Письма Звёздному императору (СИ)
Когда Файя встретила его на пристани в Меннаваре и отвезла на маяк, наступила ночь. Они думали, Ласси заснула. Однако девчушка, услышав за дверью шаги и приглушенные голоса, вскочила с постели, натянула платьице и выскочила навстречу: «Папа! А я не спала! Я ждала!»…
— Погоди обниматься, маленькая, я же грязный…
— Ты хороший!
Он быстро вымылся в душе, наслаждаясь прохладной водой, переоделся в свежую рубашку и простые домашние брюки, и с удовольствием сел за стол вместе с Файей и возбужденной от радости Ласси.
— Папа, я научилась читать! — похвасталась дочка, хрустя пирожком с морской капустой. — Хочешь, прямо сейчас покажу?
— Завтра, завтра, родная моя…
Укладываясь в закутке, недостойном даже названия комнатушки, Лаон чувствовал, что вернулся домой.
Странно было ощущать в себе сразу несколько личностей, которые будто бы мало соприкасались друг с другом. Лектор Императорского университета и собеседник почтенных мужей, вечно жаждущий новых знаний ученый, сын и брат «этих Саонсов, породнившихся с родом Майвэй», отец чудесной девочки, растущей в доме смотрителя маяка… Он сам не мог понять, какая из всех этих личностей истинная. Но здесь, в доме тестя и тещи, он испытывал чувства, почти забытые в Уллинофароа: покой, свободу, любовь и довольство собой и своими близкими.
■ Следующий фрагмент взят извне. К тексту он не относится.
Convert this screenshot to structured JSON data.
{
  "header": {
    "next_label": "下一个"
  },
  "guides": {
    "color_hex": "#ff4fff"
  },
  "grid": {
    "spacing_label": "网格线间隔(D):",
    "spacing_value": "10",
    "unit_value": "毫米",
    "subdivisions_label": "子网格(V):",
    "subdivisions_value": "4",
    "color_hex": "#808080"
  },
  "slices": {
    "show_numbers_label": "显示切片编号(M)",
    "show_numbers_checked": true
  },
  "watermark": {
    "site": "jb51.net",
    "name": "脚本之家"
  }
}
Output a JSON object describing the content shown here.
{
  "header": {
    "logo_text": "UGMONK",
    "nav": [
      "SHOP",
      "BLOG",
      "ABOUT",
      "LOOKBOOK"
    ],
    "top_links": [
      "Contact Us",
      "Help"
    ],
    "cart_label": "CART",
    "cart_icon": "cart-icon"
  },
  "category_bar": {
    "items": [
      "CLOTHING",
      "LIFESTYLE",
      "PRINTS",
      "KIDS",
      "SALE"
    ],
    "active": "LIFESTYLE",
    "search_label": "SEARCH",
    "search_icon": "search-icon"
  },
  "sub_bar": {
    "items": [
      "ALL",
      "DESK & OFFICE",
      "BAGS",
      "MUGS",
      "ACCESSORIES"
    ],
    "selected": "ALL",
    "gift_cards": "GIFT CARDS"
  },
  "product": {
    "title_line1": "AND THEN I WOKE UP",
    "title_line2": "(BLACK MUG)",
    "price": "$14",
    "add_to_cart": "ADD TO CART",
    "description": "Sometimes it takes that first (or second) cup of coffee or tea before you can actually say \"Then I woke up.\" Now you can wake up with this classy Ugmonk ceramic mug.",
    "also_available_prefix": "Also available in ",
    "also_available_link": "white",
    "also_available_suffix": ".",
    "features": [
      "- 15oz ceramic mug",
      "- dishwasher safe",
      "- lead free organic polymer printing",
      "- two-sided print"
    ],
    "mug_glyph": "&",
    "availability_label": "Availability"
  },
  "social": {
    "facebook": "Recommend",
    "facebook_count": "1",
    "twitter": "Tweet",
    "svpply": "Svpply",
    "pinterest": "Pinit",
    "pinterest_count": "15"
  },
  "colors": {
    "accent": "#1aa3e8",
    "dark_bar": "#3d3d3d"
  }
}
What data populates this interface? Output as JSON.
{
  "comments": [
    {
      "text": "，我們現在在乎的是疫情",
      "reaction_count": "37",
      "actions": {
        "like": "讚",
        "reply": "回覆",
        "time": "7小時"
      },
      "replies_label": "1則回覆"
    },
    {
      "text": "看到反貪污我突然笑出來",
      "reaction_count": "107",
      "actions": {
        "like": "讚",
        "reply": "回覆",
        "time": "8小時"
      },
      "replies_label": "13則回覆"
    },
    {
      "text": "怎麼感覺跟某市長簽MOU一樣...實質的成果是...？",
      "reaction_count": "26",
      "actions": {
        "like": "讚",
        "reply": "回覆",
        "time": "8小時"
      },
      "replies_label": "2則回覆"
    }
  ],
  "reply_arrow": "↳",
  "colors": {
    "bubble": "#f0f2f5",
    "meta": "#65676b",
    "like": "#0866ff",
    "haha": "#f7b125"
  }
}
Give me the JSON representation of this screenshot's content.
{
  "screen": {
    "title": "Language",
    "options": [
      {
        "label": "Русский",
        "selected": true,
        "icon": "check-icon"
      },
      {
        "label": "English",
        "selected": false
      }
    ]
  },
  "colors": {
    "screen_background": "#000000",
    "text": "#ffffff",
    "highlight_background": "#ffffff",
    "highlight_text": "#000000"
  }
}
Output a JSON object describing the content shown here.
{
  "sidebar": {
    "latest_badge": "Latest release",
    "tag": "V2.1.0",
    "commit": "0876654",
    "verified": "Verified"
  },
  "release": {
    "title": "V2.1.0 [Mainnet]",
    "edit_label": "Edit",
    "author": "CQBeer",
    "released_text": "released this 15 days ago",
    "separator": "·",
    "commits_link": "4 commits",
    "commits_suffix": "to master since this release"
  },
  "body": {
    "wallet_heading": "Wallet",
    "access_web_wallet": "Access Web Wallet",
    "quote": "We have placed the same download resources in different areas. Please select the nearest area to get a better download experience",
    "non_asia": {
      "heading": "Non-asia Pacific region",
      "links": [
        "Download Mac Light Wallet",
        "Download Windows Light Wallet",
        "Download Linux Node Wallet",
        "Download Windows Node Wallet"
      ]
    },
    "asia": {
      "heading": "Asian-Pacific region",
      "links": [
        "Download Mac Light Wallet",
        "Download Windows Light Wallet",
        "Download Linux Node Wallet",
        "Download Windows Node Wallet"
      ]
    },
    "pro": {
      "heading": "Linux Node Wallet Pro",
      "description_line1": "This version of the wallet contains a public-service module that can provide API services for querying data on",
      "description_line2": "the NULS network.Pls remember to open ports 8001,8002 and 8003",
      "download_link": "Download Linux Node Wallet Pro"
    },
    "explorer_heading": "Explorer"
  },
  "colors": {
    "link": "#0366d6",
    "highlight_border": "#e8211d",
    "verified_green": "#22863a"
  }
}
Потянулись блаженные дни, похожие один на другой. Жизнь Кайса и Файи подчинялась обычному распорядку, а Лаон взял на себя все заботы о Ласси. Готовить он так и не научился, но простейший завтрак соорудить умел: на лепешки, испеченные вечером Фаей, накладывалась какая-нибудь начинка, в миску резались овощи, в кружки разливался фруктовый или травный напиток, а для Ласси подавалось свежее яичко гуллама. Вайниры год назад приютили пару ослабших птенцов этих птиц, иначе их заклевали бы взрослые. И теперь ручные гулламы исправно плодились.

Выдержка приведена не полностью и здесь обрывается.